Un avis de Dominique

Au cœur de la plus terrible tempête de neige que Brooklyn ait connue de mémoire d’homme, une amitié inattendue voit le jour entre trois personnages que tout semble séparer. Richard Bowmaster, professeur d’université sexagénaire et solitaire, heurte la voiture conduite par une jeune immigrée guatémaltèque sans-papiers, Evelyne Ortega. Il est alors contraint d’appeler à l’aide sa voisine et collègue chilienne, Lucía Maraz. Le secret qu’Evelyn va leur révéler les entraînera bientôt tous les trois dans une incroyable aventure qui, entre confidences et révélations, de Brooklyn au Guatemala en passant par les terrifiantes années 70 au Chili, le règne des passeurs au Mexique et la langoureuse Rio de Janeiro des années 80, liera durablement et indéfectiblement leurs destinées.
Cela faisait très longtemps que je n’avais plus lu Isabel Allende, dont, pourtant, « La Maison aux esprits » est l’un des romans qui ont marqué ma vie de lectrice. Dans ma quête de variété, j’ai décidé de me pencher sur ce roman de 2020.
Lucia est une fringante sexagénaire chilienne, professeure invitée à New York pour 6 mois. Elle a dû s’exiler après la prise de pouvoir de Pinochet et son frère est l’un des multiples disparus lors des vagues de répression qui ont suivi ce coup d’état.
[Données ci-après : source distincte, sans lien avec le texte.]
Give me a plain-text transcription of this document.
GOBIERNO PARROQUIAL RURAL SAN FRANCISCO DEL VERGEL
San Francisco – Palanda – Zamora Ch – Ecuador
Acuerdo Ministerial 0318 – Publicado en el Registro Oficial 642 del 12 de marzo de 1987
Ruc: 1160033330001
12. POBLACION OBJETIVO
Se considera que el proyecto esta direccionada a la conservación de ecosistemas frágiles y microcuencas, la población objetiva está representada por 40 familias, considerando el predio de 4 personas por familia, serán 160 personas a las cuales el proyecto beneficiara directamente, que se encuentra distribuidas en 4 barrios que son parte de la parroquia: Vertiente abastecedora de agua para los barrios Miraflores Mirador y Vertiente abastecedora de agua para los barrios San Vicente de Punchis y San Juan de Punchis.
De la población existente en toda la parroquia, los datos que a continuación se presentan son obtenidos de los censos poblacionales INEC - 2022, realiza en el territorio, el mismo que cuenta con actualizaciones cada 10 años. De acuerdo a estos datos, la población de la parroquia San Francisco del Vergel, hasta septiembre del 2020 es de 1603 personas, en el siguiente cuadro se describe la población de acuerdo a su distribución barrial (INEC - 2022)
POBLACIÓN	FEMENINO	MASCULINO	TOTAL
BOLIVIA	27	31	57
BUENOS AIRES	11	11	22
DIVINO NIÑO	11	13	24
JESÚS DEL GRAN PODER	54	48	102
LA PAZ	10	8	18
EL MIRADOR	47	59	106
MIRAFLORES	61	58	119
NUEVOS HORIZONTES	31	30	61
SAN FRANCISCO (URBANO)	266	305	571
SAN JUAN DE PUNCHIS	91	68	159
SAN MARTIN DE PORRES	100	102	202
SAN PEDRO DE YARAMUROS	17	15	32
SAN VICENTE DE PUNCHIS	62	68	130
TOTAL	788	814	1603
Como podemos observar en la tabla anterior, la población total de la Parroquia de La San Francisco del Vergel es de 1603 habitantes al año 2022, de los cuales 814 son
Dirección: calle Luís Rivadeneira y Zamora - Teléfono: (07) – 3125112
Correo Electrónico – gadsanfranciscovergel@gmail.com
Elle vit dans l’appartement en sous-sol d’une « brownhouse », propriété de son supérieur hiérarchique, Richard. Celui-ci est un vieil homme, un peu froid, distant, solitaire.
Un jour où l’hiver est particulièrement rude, Richard emboutit une Lexus, conduite par Evelyn, une jeune réfugiée guatémaltèque sans-papiers.
Cet incident, pour une raison que je ne vous dévoilerai pas, lie nos trois comparses et les entraîne dans un road trip absolument dingue, au cours duquel ils se raconteront leur passé. Et qui unira leurs destinées de manière indestructible.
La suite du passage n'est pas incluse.